Judaism, to me, seemed to be one big jumble of commands that didn’t make sense. Let’s just take the scene above. To be successfully passed over, the Bible says you must sacrifice a lamb, and not just any lamb. It must be “without blemish” and “a male of the first year.” Its blood had to be smeared “on the two side posts and on the upper door post of the house.” Then, it had to be roasted and eaten with unleavened bread and bitter herbs. 

This part of Exodus, like many other parts of the Bible, is one “ye shall” after another. Ye shall do this, ye shall do that, yadda yadda yadda. 

So many arbitrary rules. Who has the time or patience? Don’t get me wrong, if it will save me from that deadly mist then I’m all in. But in normal times, what’s the point?  

My view of Judaism began to change when I encountered the writings of the Israeli philosopher Yeshayahu Leibowitz (1903–1994). An Orthodox Jew who was highly knowledgeable about Western philosophy, Leibowitz described Jewish practices in ways that made sense to me.
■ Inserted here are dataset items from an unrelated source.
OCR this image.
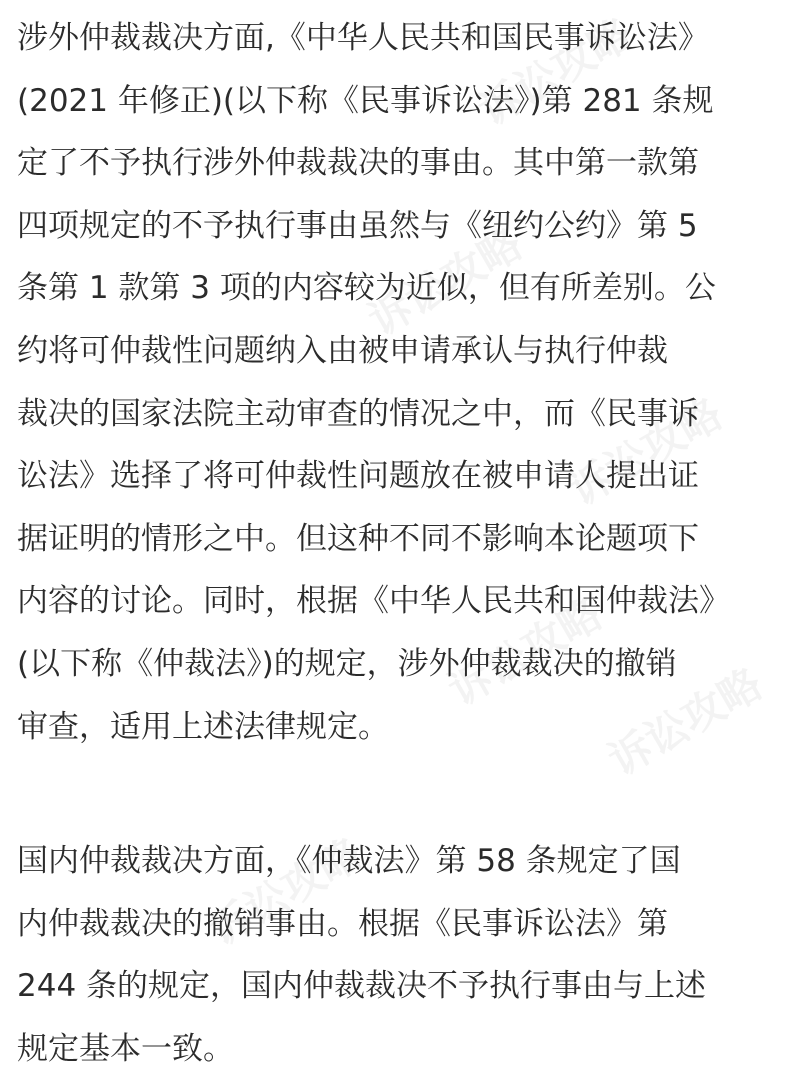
诉讼攻略
诉讼攻略
诉讼攻略
诉讼攻略
诉讼攻略
诉讼攻略
涉外仲裁裁决方面,《中华人民共和国民事诉讼法》
(2021 年修正)(以下称《民事诉讼法》)第 281 条规
定了不予执行涉外仲裁裁决的事由。其中第一款第
四项规定的不予执行事由虽然与《纽约公约》第 5
条第 1 款第 3 项的内容较为近似，但有所差别。公
约将可仲裁性问题纳入由被申请承认与执行仲裁
裁决的国家法院主动审查的情况之中，而《民事诉
讼法》选择了将可仲裁性问题放在被申请人提出证
据证明的情形之中。但这种不同不影响本论题项下
内容的讨论。同时，根据《中华人民共和国仲裁法》
(以下称《仲裁法》)的规定，涉外仲裁裁决的撤销
审查，适用上述法律规定。
国内仲裁裁决方面，《仲裁法》第 58 条规定了国
内仲裁裁决的撤销事由。根据《民事诉讼法》第
244 条的规定，国内仲裁裁决不予执行事由与上述
规定基本一致。
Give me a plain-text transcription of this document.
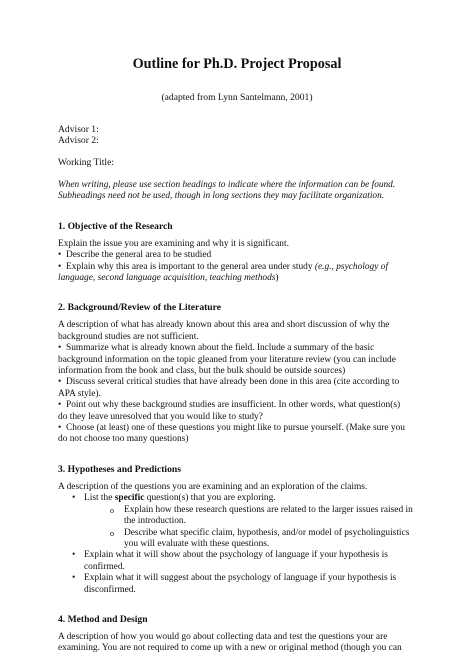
Outline for Ph.D. Project Proposal

(adapted from Lynn Santelmann, 2001)

Advisor 1:

Advisor 2:

Working Title:

When writing, please use section headings to indicate where the information can be found.

Subheadings need not be used, though in long sections they may facilitate organization.

1. Objective of the Research

Explain the issue you are examining and why it is significant.

• Describe the general area to be studied

• Explain why this area is important to the general area under study (e.g., psychology of

language, second language acquisition, teaching methods)

2. Background/Review of the Literature

A description of what has already known about this area and short discussion of why the

background studies are not sufficient.

• Summarize what is already known about the field. Include a summary of the basic

background information on the topic gleaned from your literature review (you can include

information from the book and class, but the bulk should be outside sources)

• Discuss several critical studies that have already been done in this area (cite according to

APA style).

• Point out why these background studies are insufficient. In other words, what question(s)

do they leave unresolved that you would like to study?

• Choose (at least) one of these questions you might like to pursue yourself. (Make sure you

do not choose too many questions)

3. Hypotheses and Predictions

A description of the questions you are examining and an exploration of the claims.

• List the specific question(s) that you are exploring.
o Explain how these research questions are related to the larger issues raised in
the introduction.
o Describe what specific claim, hypothesis, and/or model of psycholinguistics
you will evaluate with these questions.
• Explain what it will show about the psychology of language if your hypothesis is
confirmed.
• Explain what it will suggest about the psychology of language if your hypothesis is
disconfirmed.
4. Method and Design

A description of how you would go about collecting data and test the questions your are

examining. You are not required to come up with a new or original method (though you can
His collection of translated essays titled Judaism, Human Values, and the Jewish State was particularly illuminating. 

In one essay, he argues that what’s distinctive about Judaism is its emphasis on practice. Belief and faith, he explains, rarely happens because one sits back, contemplates the world, and then decides, sure, I’ll believe in God. Rather, faith comes from imposing a set of practices – anchored around the mitzvot – on everyday life. 

“Faith in God is not what I know about God, but what I know about my obligations to God,” he once said. He compared this idea to the work of a housewife who gets up every day and washes the dishes or does the laundry over and over again. She persists in her work which begins anew each day.   

Leibowitz helped me see all those arcane rules and obligations in a different light. Faith is the realm of repeated action undertaken in highly-specified ways in worship of God. It explains a lot, including the Haggadot which set forth a very precise order for the Passover Seder. 

I’ve come to realize the power of connecting to this and other time-honored rituals, putting Jews in a conversation and a set of practices that stretch back centuries. I was surprised to discover that the earliest surviving Haggadah, known as the Cairo Genizah, dates back to the 8th century, even though the practice itself is much older. Scholars say the text is strikingly similar to our modern-day Haggadot.

In the next scene from The Ten Commandments a man named Joshua runs through the streets and bursts through the door to Moses’s home where the prophet is gathered around a table with others. “If it is not forbidden to look upon the breath of pestilence, then see, for it is here,” Joshua tells them.

Moses grabs the young boy who rises to see and says: “Do not look, Eleazar. Close the door, Joshua, and let death pass.”

With a different kind of “pestilence” in the air these days, this Seder will surely be unique. Let’s hope this too will pass, and pass quickly.